Thursday, April 06, 2006

Under the Gun

Just days after the deadly tornado outbreak that killed almost 30 people in Northeast Arkansas, the Missouri Bootheel and Western Tennessee, the same region is bracing for another bout of severe weather. The area will be under a moderate risk for severe thunderstorms and tornadoes on Friday, as another major weather system tracks east. This is shaping up as the most active tornado season since 1999. That year saw a number of deadly tornadoes, notably a massive F5 that roared through central Oklahoma, killing at least 36 people, many of them in the town of Moore.

The National Weather Service in Memphis has completed its preliminary assessment of Sunday's tornadoes in the Mid-South. The tornado that devastated Carutersville, Missouri and Newbern, Tennessee actually began in Northeast Arkansas (near Pocohontas), and remained on the ground for about one hour and 45 minutes, covering a distance of 110-120 miles. In terms of duration and track length, that's comparable to some of the killer storms from the 1974 "Super Outbreak" in the south and Ohio Valley-- but it pales in comparison to the Great Tri-State Tornado of 1925, which covered a 219-mile track across Missouri, Illinois and Indiana, killing 695 people.

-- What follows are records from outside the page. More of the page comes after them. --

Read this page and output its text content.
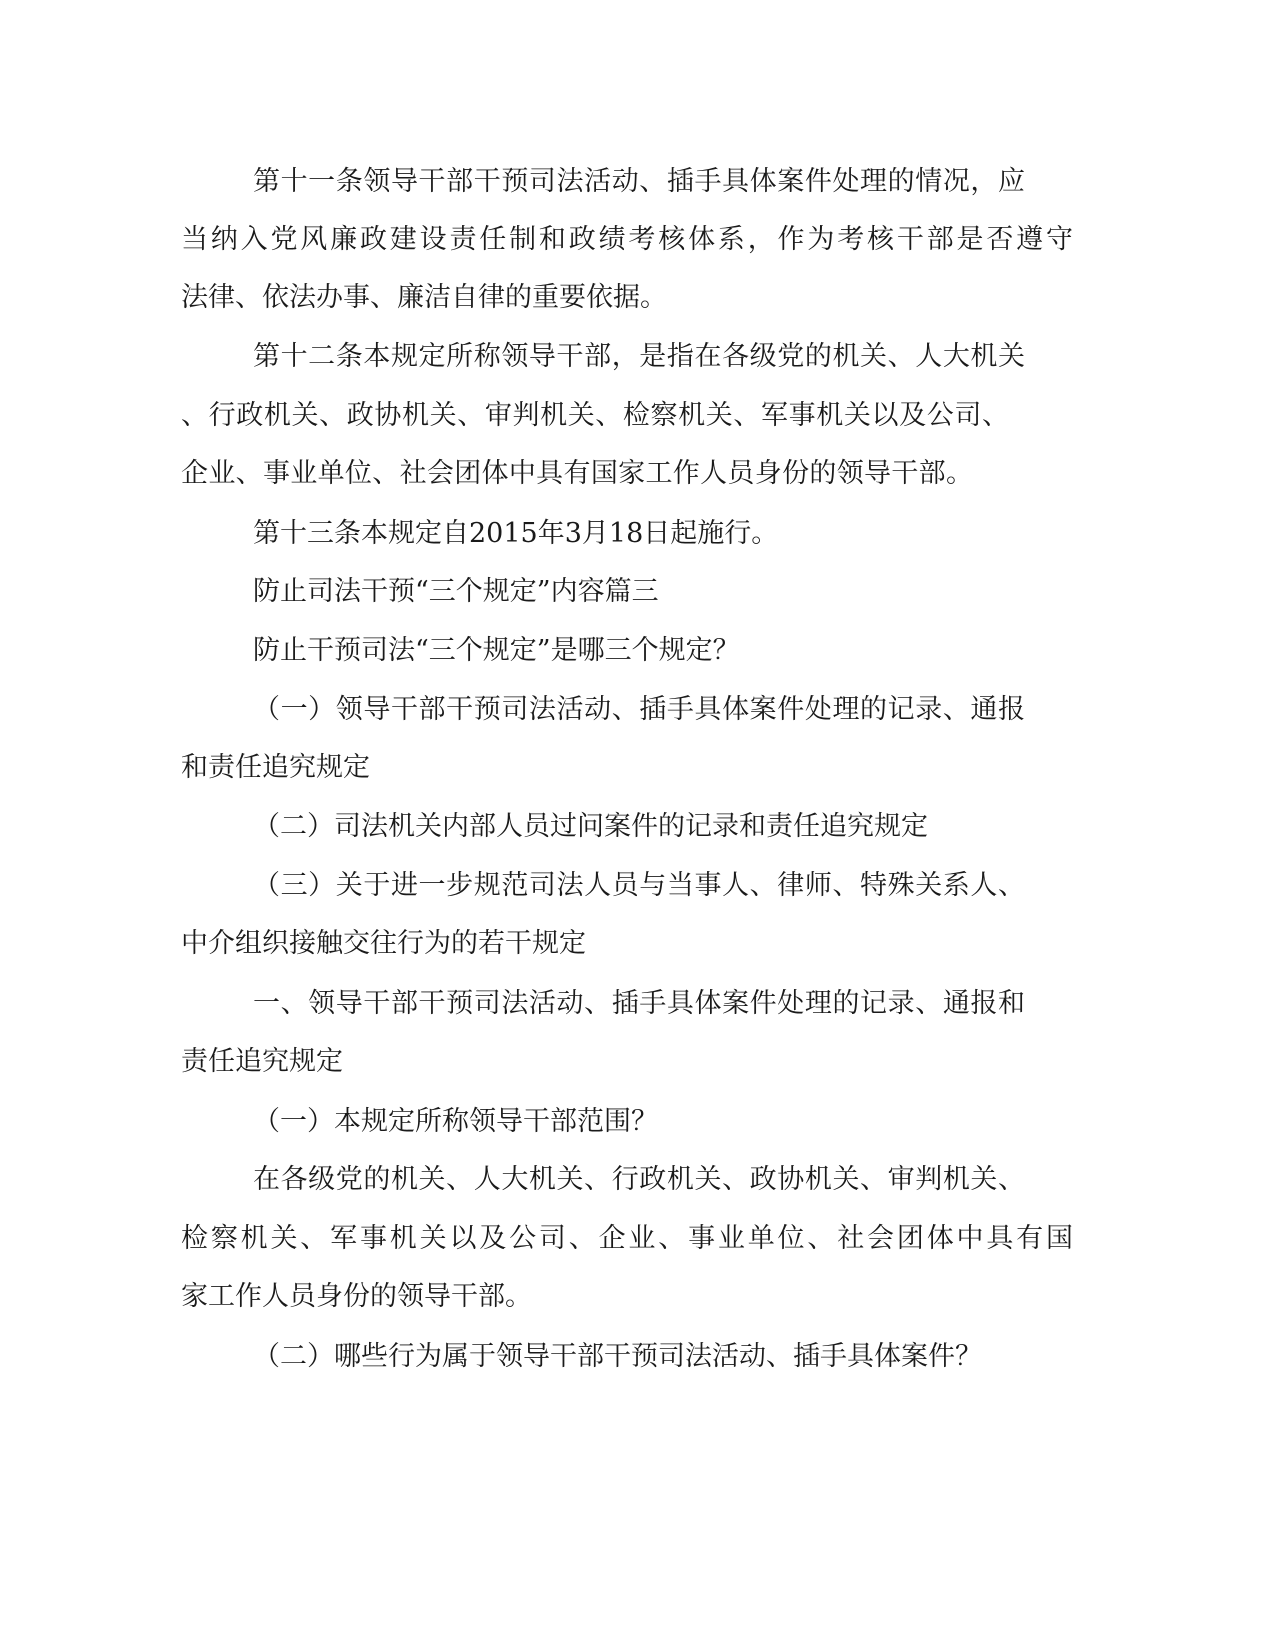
第十一条领导干部干预司法活动、插手具体案件处理的情况，应
当纳入党风廉政建设责任制和政绩考核体系，作为考核干部是否遵守
法律、依法办事、廉洁自律的重要依据。
第十二条本规定所称领导干部，是指在各级党的机关、人大机关
、行政机关、政协机关、审判机关、检察机关、军事机关以及公司、
企业、事业单位、社会团体中具有国家工作人员身份的领导干部。
第十三条本规定自2015年3月18日起施行。
防止司法干预“三个规定”内容篇三
防止干预司法“三个规定”是哪三个规定？
（一）领导干部干预司法活动、插手具体案件处理的记录、通报
和责任追究规定
（二）司法机关内部人员过问案件的记录和责任追究规定
（三）关于进一步规范司法人员与当事人、律师、特殊关系人、
中介组织接触交往行为的若干规定
一、领导干部干预司法活动、插手具体案件处理的记录、通报和
责任追究规定
（一）本规定所称领导干部范围？
在各级党的机关、人大机关、行政机关、政协机关、审判机关、
检察机关、军事机关以及公司、企业、事业单位、社会团体中具有国
家工作人员身份的领导干部。
（二）哪些行为属于领导干部干预司法活动、插手具体案件？
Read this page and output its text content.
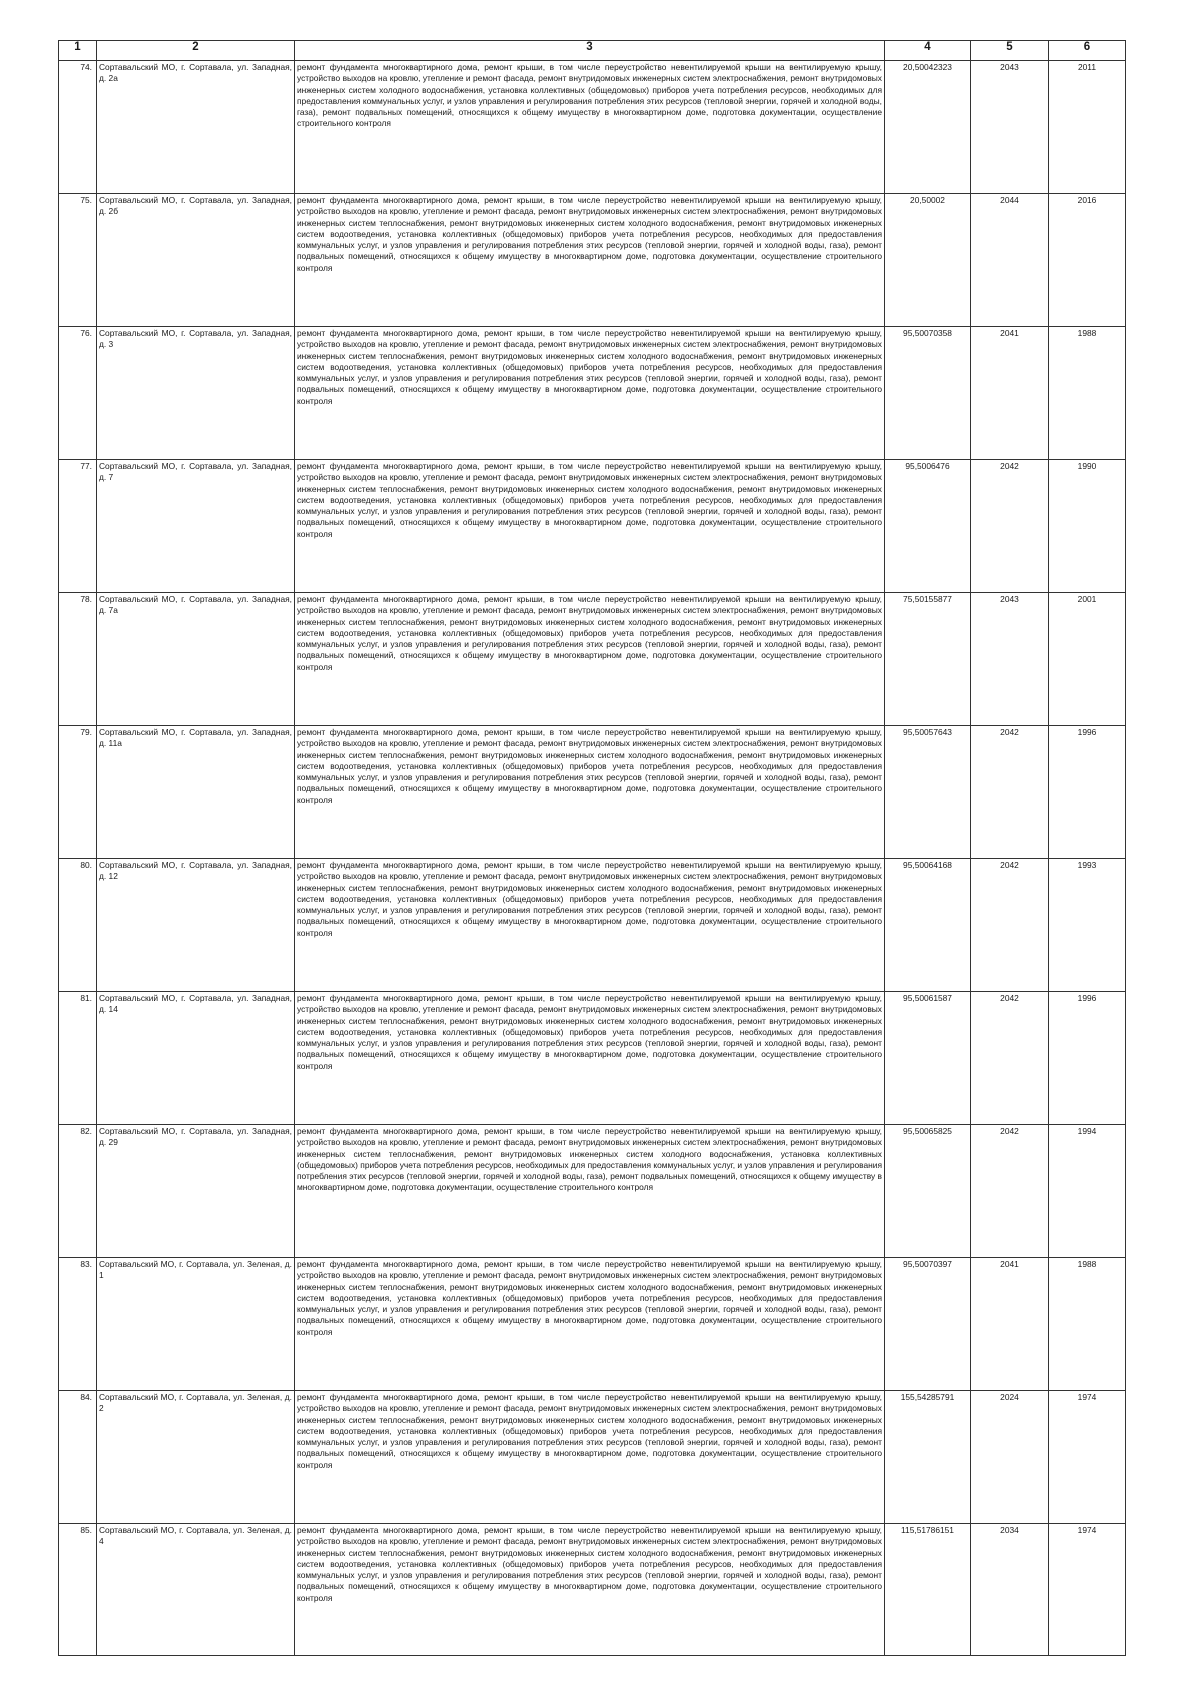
1	2	3	4	5	6
74.	Сортавальский МО, г. Сортавала, ул. Западная, д. 2а	ремонт фундамента многоквартирного дома, ремонт крыши, в том числе переустройство невентилируемой крыши на вентилируемую крышу, устройство выходов на кровлю, утепление и ремонт фасада, ремонт внутридомовых инженерных систем электроснабжения, ремонт внутридомовых инженерных систем холодного водоснабжения, установка коллективных (общедомовых) приборов учета потребления ресурсов, необходимых для предоставления коммунальных услуг, и узлов управления и регулирования потребления этих ресурсов (тепловой энергии, горячей и холодной воды, газа), ремонт подвальных помещений, относящихся к общему имуществу в многоквартирном доме, подготовка документации, осуществление строительного контроля	20,50042323	2043	2011
75.	Сортавальский МО, г. Сортавала, ул. Западная, д. 2б	ремонт фундамента многоквартирного дома, ремонт крыши, в том числе переустройство невентилируемой крыши на вентилируемую крышу, устройство выходов на кровлю, утепление и ремонт фасада, ремонт внутридомовых инженерных систем электроснабжения, ремонт внутридомовых инженерных систем теплоснабжения, ремонт внутридомовых инженерных систем холодного водоснабжения, ремонт внутридомовых инженерных систем водоотведения, установка коллективных (общедомовых) приборов учета потребления ресурсов, необходимых для предоставления коммунальных услуг, и узлов управления и регулирования потребления этих ресурсов (тепловой энергии, горячей и холодной воды, газа), ремонт подвальных помещений, относящихся к общему имуществу в многоквартирном доме, подготовка документации, осуществление строительного контроля	20,50002	2044	2016
76.	Сортавальский МО, г. Сортавала, ул. Западная, д. 3	ремонт фундамента многоквартирного дома, ремонт крыши, в том числе переустройство невентилируемой крыши на вентилируемую крышу, устройство выходов на кровлю, утепление и ремонт фасада, ремонт внутридомовых инженерных систем электроснабжения, ремонт внутридомовых инженерных систем теплоснабжения, ремонт внутридомовых инженерных систем холодного водоснабжения, ремонт внутридомовых инженерных систем водоотведения, установка коллективных (общедомовых) приборов учета потребления ресурсов, необходимых для предоставления коммунальных услуг, и узлов управления и регулирования потребления этих ресурсов (тепловой энергии, горячей и холодной воды, газа), ремонт подвальных помещений, относящихся к общему имуществу в многоквартирном доме, подготовка документации, осуществление строительного контроля	95,50070358	2041	1988
77.	Сортавальский МО, г. Сортавала, ул. Западная, д. 7	ремонт фундамента многоквартирного дома, ремонт крыши, в том числе переустройство невентилируемой крыши на вентилируемую крышу, устройство выходов на кровлю, утепление и ремонт фасада, ремонт внутридомовых инженерных систем электроснабжения, ремонт внутридомовых инженерных систем теплоснабжения, ремонт внутридомовых инженерных систем холодного водоснабжения, ремонт внутридомовых инженерных систем водоотведения, установка коллективных (общедомовых) приборов учета потребления ресурсов, необходимых для предоставления коммунальных услуг, и узлов управления и регулирования потребления этих ресурсов (тепловой энергии, горячей и холодной воды, газа), ремонт подвальных помещений, относящихся к общему имуществу в многоквартирном доме, подготовка документации, осуществление строительного контроля	95,5006476	2042	1990
78.	Сортавальский МО, г. Сортавала, ул. Западная, д. 7а	ремонт фундамента многоквартирного дома, ремонт крыши, в том числе переустройство невентилируемой крыши на вентилируемую крышу, устройство выходов на кровлю, утепление и ремонт фасада, ремонт внутридомовых инженерных систем электроснабжения, ремонт внутридомовых инженерных систем теплоснабжения, ремонт внутридомовых инженерных систем холодного водоснабжения, ремонт внутридомовых инженерных систем водоотведения, установка коллективных (общедомовых) приборов учета потребления ресурсов, необходимых для предоставления коммунальных услуг, и узлов управления и регулирования потребления этих ресурсов (тепловой энергии, горячей и холодной воды, газа), ремонт подвальных помещений, относящихся к общему имуществу в многоквартирном доме, подготовка документации, осуществление строительного контроля	75,50155877	2043	2001
79.	Сортавальский МО, г. Сортавала, ул. Западная, д. 11а	ремонт фундамента многоквартирного дома, ремонт крыши, в том числе переустройство невентилируемой крыши на вентилируемую крышу, устройство выходов на кровлю, утепление и ремонт фасада, ремонт внутридомовых инженерных систем электроснабжения, ремонт внутридомовых инженерных систем теплоснабжения, ремонт внутридомовых инженерных систем холодного водоснабжения, ремонт внутридомовых инженерных систем водоотведения, установка коллективных (общедомовых) приборов учета потребления ресурсов, необходимых для предоставления коммунальных услуг, и узлов управления и регулирования потребления этих ресурсов (тепловой энергии, горячей и холодной воды, газа), ремонт подвальных помещений, относящихся к общему имуществу в многоквартирном доме, подготовка документации, осуществление строительного контроля	95,50057643	2042	1996
80.	Сортавальский МО, г. Сортавала, ул. Западная, д. 12	ремонт фундамента многоквартирного дома, ремонт крыши, в том числе переустройство невентилируемой крыши на вентилируемую крышу, устройство выходов на кровлю, утепление и ремонт фасада, ремонт внутридомовых инженерных систем электроснабжения, ремонт внутридомовых инженерных систем теплоснабжения, ремонт внутридомовых инженерных систем холодного водоснабжения, ремонт внутридомовых инженерных систем водоотведения, установка коллективных (общедомовых) приборов учета потребления ресурсов, необходимых для предоставления коммунальных услуг, и узлов управления и регулирования потребления этих ресурсов (тепловой энергии, горячей и холодной воды, газа), ремонт подвальных помещений, относящихся к общему имуществу в многоквартирном доме, подготовка документации, осуществление строительного контроля	95,50064168	2042	1993
81.	Сортавальский МО, г. Сортавала, ул. Западная, д. 14	ремонт фундамента многоквартирного дома, ремонт крыши, в том числе переустройство невентилируемой крыши на вентилируемую крышу, устройство выходов на кровлю, утепление и ремонт фасада, ремонт внутридомовых инженерных систем электроснабжения, ремонт внутридомовых инженерных систем теплоснабжения, ремонт внутридомовых инженерных систем холодного водоснабжения, ремонт внутридомовых инженерных систем водоотведения, установка коллективных (общедомовых) приборов учета потребления ресурсов, необходимых для предоставления коммунальных услуг, и узлов управления и регулирования потребления этих ресурсов (тепловой энергии, горячей и холодной воды, газа), ремонт подвальных помещений, относящихся к общему имуществу в многоквартирном доме, подготовка документации, осуществление строительного контроля	95,50061587	2042	1996
82.	Сортавальский МО, г. Сортавала, ул. Западная, д. 29	ремонт фундамента многоквартирного дома, ремонт крыши, в том числе переустройство невентилируемой крыши на вентилируемую крышу, устройство выходов на кровлю, утепление и ремонт фасада, ремонт внутридомовых инженерных систем электроснабжения, ремонт внутридомовых инженерных систем теплоснабжения, ремонт внутридомовых инженерных систем холодного водоснабжения, установка коллективных (общедомовых) приборов учета потребления ресурсов, необходимых для предоставления коммунальных услуг, и узлов управления и регулирования потребления этих ресурсов (тепловой энергии, горячей и холодной воды, газа), ремонт подвальных помещений, относящихся к общему имуществу в многоквартирном доме, подготовка документации, осуществление строительного контроля	95,50065825	2042	1994
83.	Сортавальский МО, г. Сортавала, ул. Зеленая, д. 1	ремонт фундамента многоквартирного дома, ремонт крыши, в том числе переустройство невентилируемой крыши на вентилируемую крышу, устройство выходов на кровлю, утепление и ремонт фасада, ремонт внутридомовых инженерных систем электроснабжения, ремонт внутридомовых инженерных систем теплоснабжения, ремонт внутридомовых инженерных систем холодного водоснабжения, ремонт внутридомовых инженерных систем водоотведения, установка коллективных (общедомовых) приборов учета потребления ресурсов, необходимых для предоставления коммунальных услуг, и узлов управления и регулирования потребления этих ресурсов (тепловой энергии, горячей и холодной воды, газа), ремонт подвальных помещений, относящихся к общему имуществу в многоквартирном доме, подготовка документации, осуществление строительного контроля	95,50070397	2041	1988
84.	Сортавальский МО, г. Сортавала, ул. Зеленая, д. 2	ремонт фундамента многоквартирного дома, ремонт крыши, в том числе переустройство невентилируемой крыши на вентилируемую крышу, устройство выходов на кровлю, утепление и ремонт фасада, ремонт внутридомовых инженерных систем электроснабжения, ремонт внутридомовых инженерных систем теплоснабжения, ремонт внутридомовых инженерных систем холодного водоснабжения, ремонт внутридомовых инженерных систем водоотведения, установка коллективных (общедомовых) приборов учета потребления ресурсов, необходимых для предоставления коммунальных услуг, и узлов управления и регулирования потребления этих ресурсов (тепловой энергии, горячей и холодной воды, газа), ремонт подвальных помещений, относящихся к общему имуществу в многоквартирном доме, подготовка документации, осуществление строительного контроля	155,54285791	2024	1974
85.	Сортавальский МО, г. Сортавала, ул. Зеленая, д. 4	ремонт фундамента многоквартирного дома, ремонт крыши, в том числе переустройство невентилируемой крыши на вентилируемую крышу, устройство выходов на кровлю, утепление и ремонт фасада, ремонт внутридомовых инженерных систем электроснабжения, ремонт внутридомовых инженерных систем теплоснабжения, ремонт внутридомовых инженерных систем холодного водоснабжения, ремонт внутридомовых инженерных систем водоотведения, установка коллективных (общедомовых) приборов учета потребления ресурсов, необходимых для предоставления коммунальных услуг, и узлов управления и регулирования потребления этих ресурсов (тепловой энергии, горячей и холодной воды, газа), ремонт подвальных помещений, относящихся к общему имуществу в многоквартирном доме, подготовка документации, осуществление строительного контроля	115,51786151	2034	1974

While the Tri-State storm of 1925 and many of the long track tornados from 1974 were rated as F5s on the Fujita scale, last Sunday's deadly tornado was rated a strong F3, with top winds of 200 mph. Of course, that's no consolation for residents who lost property or loved ones in the storm. This animation from NWS Memphis doppler radar clearly shows the storm's progression across the tri-state area; look for the distinctive "hook" in the southwestern tail of the storm. Ironically--and tragically--the tornado claimed most of its victims near the end of its track, as it churned across Western Tennessee.

1 comment:

Howard said...

We need to face the fact that the population has doubled in size since the end of WWII and that millions of people are living and working where a thousand families used to live. Any natural disaster, the kinds nobody really heard about before, now leaves thousands homeless, without work, and with local government in a shambles. I have long felt that we need a national insurance type of policy whereby the government will underwrite all losses covered by insurance and demand that everyone have private insurance. It is the high cost of these policies that may well cripple the housing market. More and more I'm hearing about people who cannot afford insurance. Katrina would have been bad in any era because a metro area was involved, but the many thousands affected by tornadoes, floods, and cold waves too much to bear.